XMLout - a family of libraries
- Designed to be more attractive to programmers than using print statements...
- Multiple libraries/modules because multiple languages...
- Initial target languages: PHP, Perl, C, C++, JavaScript...
Multiple designs (goals)
- To be designed to feel natural in each language;...
- Multiple versions in some cases to support different programming styles;...
- Lightweight, not “bloated” ...
- Does not build a tree, so low memory usage...
- Reasonably fast (compared to multiple I/O calls)
Status
- Examples exist...
- JavaScript and C closest to useable...
- PHP, Perl in progress...
- Strategy is to understand major issues across languages before
releasing first versions, to get the versions as similar as possible.
Library functionality
- Automatic XML-quoting (escaping) of strings;...
- Automatic element tag balancing;...
- Can override automatic XML-quoting;...
- Can double-escape for RSS descriptions...
- No tree manipulation supported; it's a string!
Example 1:
- <p class="hi">hello</p>
- JavaScript/Java:
Xelem("p", "Hello").Xattr("class", "hi");
- PHP:
Xelem("p", array("class" => "hi"), "Hello");
- Perl:
Xelem("p", { "class" => "hi"}, "Hello");
Example 2: existing C
char *writeConfig1()
{
char *buffer = malloc(LOTS);
sprintf(buffer, "<config version=\"1.2\">\n");
strcat(buffer, "<name>");
strcat(buffer, "<first>");
strcat(buffer, "Liam");
strcat(buffer, "</first>");
strcat(buffer, "<last>");
strcat(buffer, "Liam");
strcat(buffer, "</last>");
strcat(buffer, "</name>\n");
strcat(buffer, "</config>\n");
return buffer;
}
Example: better C
char *writeConfig()
{
XMLOut *stuff;
/* tree-based */
stuff = XOelem("config", NULL);
Xattr(stuff, "version", "1.0");
Xcontent(stuff,
"\n",
Xelem("name",
XOelem("first", "Liam", NULL),
XOelem("last, "Quin", NULL),
NULL
),
"\n",
NULL
);
return XOtostring(stuff);
}
Some design issues
- C does not natively handle lists, hence trailing NULLs
- If XOelem() runs out of memory it returns a static error object,
to make the nested calls safe. Could register a callback.

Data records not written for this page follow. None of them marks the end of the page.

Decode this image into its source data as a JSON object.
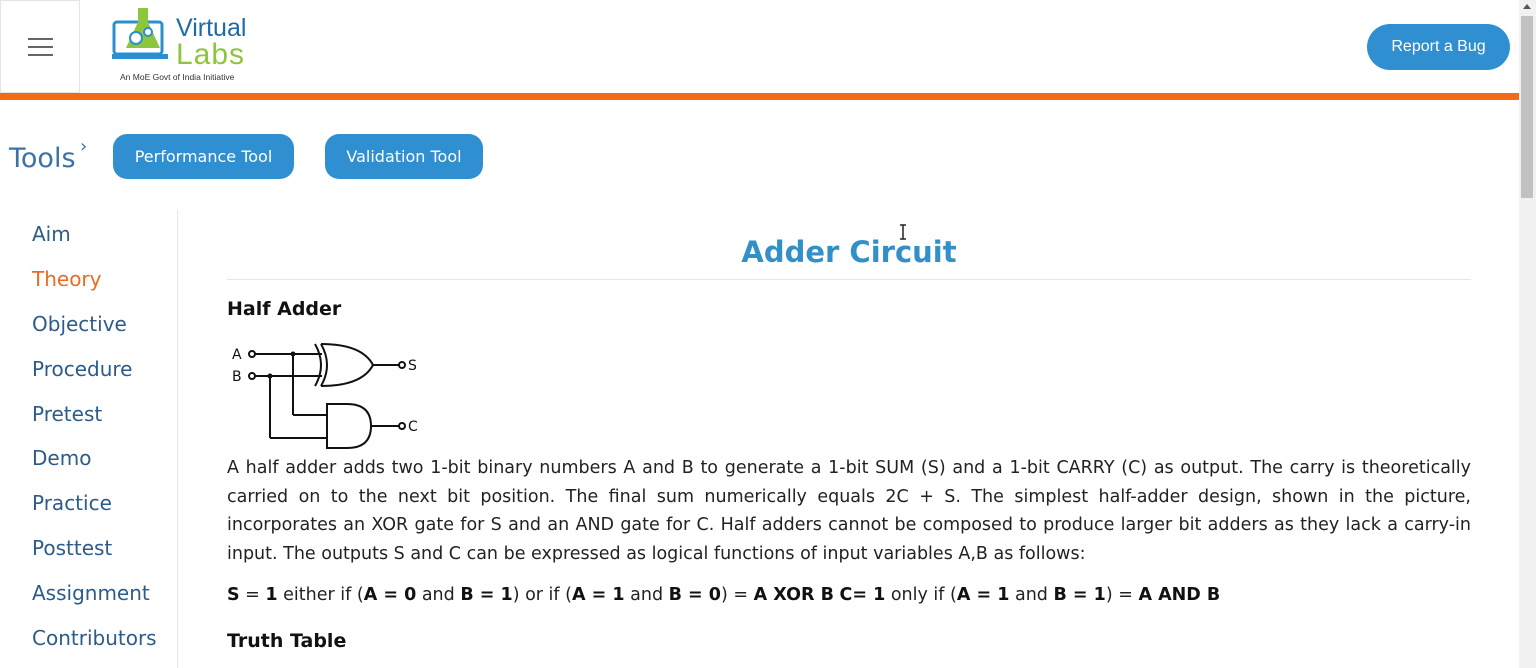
{
  "header": {
    "logo": {
      "title_part1": "Virtual",
      "title_part2": "Labs",
      "tagline": "An MoE Govt of India Initiative"
    },
    "report_bug_label": "Report a Bug"
  },
  "tools": {
    "label": "Tools",
    "buttons": [
      {
        "label": "Performance Tool"
      },
      {
        "label": "Validation Tool"
      }
    ]
  },
  "sidebar": {
    "items": [
      {
        "label": "Aim",
        "active": false
      },
      {
        "label": "Theory",
        "active": true
      },
      {
        "label": "Objective",
        "active": false
      },
      {
        "label": "Procedure",
        "active": false
      },
      {
        "label": "Pretest",
        "active": false
      },
      {
        "label": "Demo",
        "active": false
      },
      {
        "label": "Practice",
        "active": false
      },
      {
        "label": "Posttest",
        "active": false
      },
      {
        "label": "Assignment",
        "active": false
      },
      {
        "label": "Contributors",
        "active": false
      }
    ]
  },
  "main": {
    "title": "Adder Circuit",
    "half_adder_heading": "Half Adder",
    "circuit_labels": {
      "a": "A",
      "b": "B",
      "s": "S",
      "c": "C"
    },
    "paragraph": "A half adder adds two 1-bit binary numbers A and B to generate a 1-bit SUM (S) and a 1-bit CARRY (C) as output. The carry is theoretically carried on to the next bit position. The final sum numerically equals 2C + S. The simplest half-adder design, shown in the picture, incorporates an XOR gate for S and an AND gate for C. Half adders cannot be composed to produce larger bit adders as they lack a carry-in input. The outputs S and C can be expressed as logical functions of input variables A,B as follows:",
    "equation": {
      "s_bold": "S",
      "s_eq": " = ",
      "s_one": "1",
      "either_if": " either if (",
      "a0": "A = 0",
      "and1": " and ",
      "b1": "B = 1",
      "or_if": ") or if (",
      "a1": "A = 1",
      "and2": " and ",
      "b0": "B = 0",
      "close1": ") = ",
      "xor": "A XOR B",
      "space": " ",
      "c_eq": "C= 1",
      "only_if": " only if (",
      "a1b": "A = 1",
      "and3": " and ",
      "b1b": "B = 1",
      "close2": ") = ",
      "and_res": "A AND B"
    },
    "truth_table_heading": "Truth Table"
  },
  "colors": {
    "accent_blue": "#2f8fd0",
    "header_orange": "#f26b16",
    "active_nav": "#ee6a1e",
    "nav_text": "#2d5b8a",
    "title_blue": "#3290c8"
  }
}
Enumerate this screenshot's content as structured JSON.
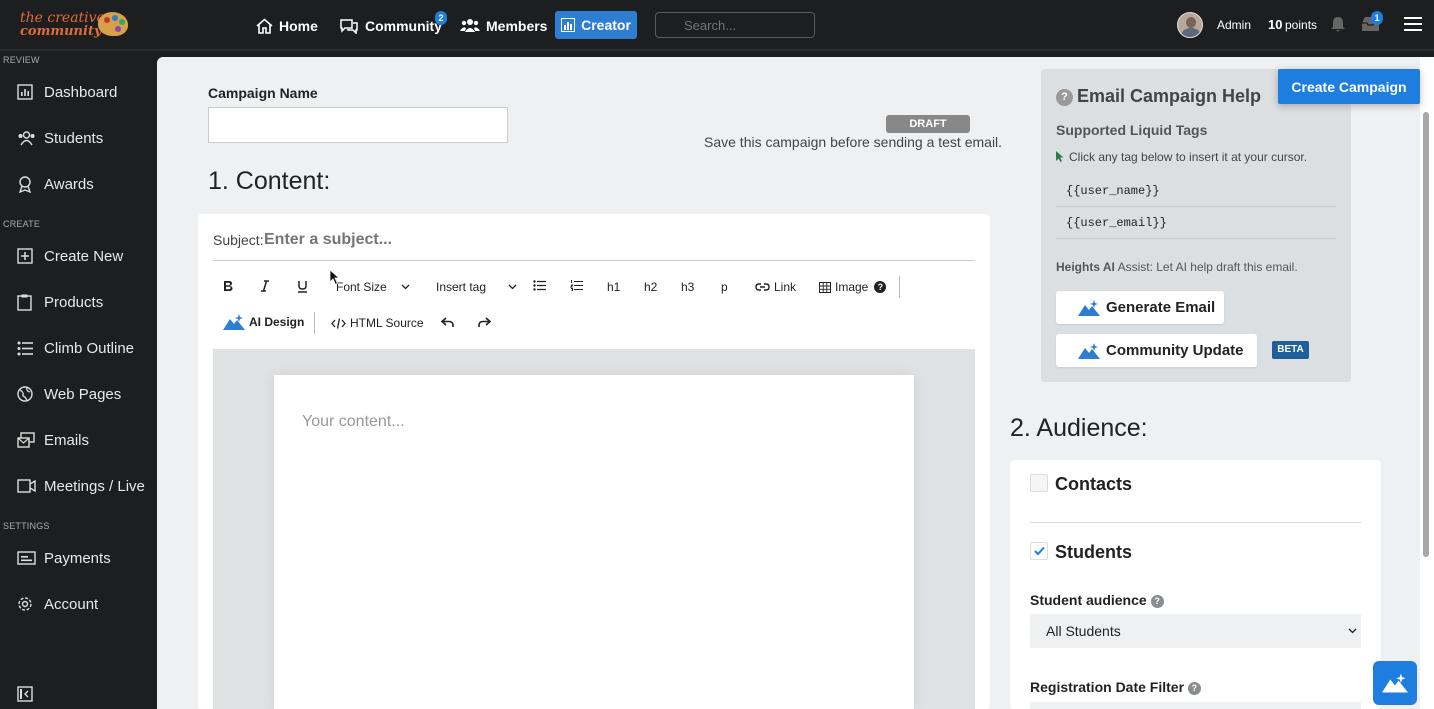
{
  "brand": {
    "line1": "the creative",
    "line2": "community"
  },
  "topnav": {
    "home": "Home",
    "community": "Community",
    "community_badge": "2",
    "members": "Members",
    "creator": "Creator",
    "search_placeholder": "Search...",
    "user": "Admin",
    "points_value": "10",
    "points_label": "points",
    "inbox_badge": "1"
  },
  "sidebar": {
    "sections": {
      "review": "REVIEW",
      "create": "CREATE",
      "settings": "SETTINGS"
    },
    "items": [
      "Dashboard",
      "Students",
      "Awards",
      "Create New",
      "Products",
      "Climb Outline",
      "Web Pages",
      "Emails",
      "Meetings / Live",
      "Payments",
      "Account"
    ]
  },
  "campaign": {
    "name_label": "Campaign Name",
    "status": "DRAFT",
    "hint": "Save this campaign before sending a test email.",
    "create_button": "Create Campaign"
  },
  "content": {
    "heading": "1. Content:",
    "subject_label": "Subject:",
    "subject_placeholder": "Enter a subject...",
    "body_placeholder": "Your content..."
  },
  "toolbar": {
    "font_size": "Font Size",
    "insert_tag": "Insert tag",
    "h1": "h1",
    "h2": "h2",
    "h3": "h3",
    "p": "p",
    "link": "Link",
    "image": "Image",
    "ai_design": "AI Design",
    "html_source": "HTML Source"
  },
  "help": {
    "title": "Email Campaign Help",
    "subtitle": "Supported Liquid Tags",
    "instruction": "Click any tag below to insert it at your cursor.",
    "tags": [
      "{{user_name}}",
      "{{user_email}}"
    ],
    "ai_label": "Heights AI",
    "ai_text": " Assist: Let AI help draft this email.",
    "generate": "Generate Email",
    "community_update": "Community Update",
    "beta": "BETA"
  },
  "audience": {
    "heading": "2. Audience:",
    "contacts": "Contacts",
    "students": "Students",
    "student_audience_label": "Student audience",
    "student_audience_value": "All Students",
    "registration_label": "Registration Date Filter"
  },
  "colors": {
    "accent": "#1d7ee0",
    "sidebar_bg": "#1d1e20",
    "draft_bg": "#888888",
    "beta_bg": "#1f5f99"
  }
}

- XOelem frees element objects passed as arguments, but not
plain strings.
- C Can’t safely use the func().func().func() paradigm because your program
crashes if one returns NULL, so programmers are (rightly) wary of it.
OO languages
- Perl, PHP and JavaScript all have runtime typing and can
deal with lists without a trailing NULL
- May add an OO API as well as the functional and procedural.
- $x = new XML::Out; $x->elem("p", { class => "happy" });
- would be a separate module/library to avoid accusations of bloat.
Mixed Content and Escaping
- Xelem("p", "hello John & ", Xelem("q", "Susan"), ".");
- <p>hello john & <q>Susan</></p>
- In C or C++:
Xelem("p", "hello John & ", Xelem("q", "Susan", NULL), ".", NULL);
- Behind the scenes uses __attribute__ ((sentinel)); in C header file to require the trailing NULLs, and a magic value to distinguish strings and structs.
Directions
- Library could construct a light-weight tree to support serialization options ...
- Perl (and PHP 5) have objects and classes, so want also an OO API
- Flavours: Some people may prefer XMLOutElementAsString() to Xelem()
Next Steps
- Downloadable code (August)...
- Useability testing in each language...
- Portability testing...
- CPAN module for Perl...
- Negotiate with php to get into core...
- Volunteers welcome!
Random Quote
The bits of paper upon
which he had written these thoughts, were found, after his
death, filed upon different pieces of string, without any
order or connection; and being copied exactly as they
were written, they were afterwards arranged and published.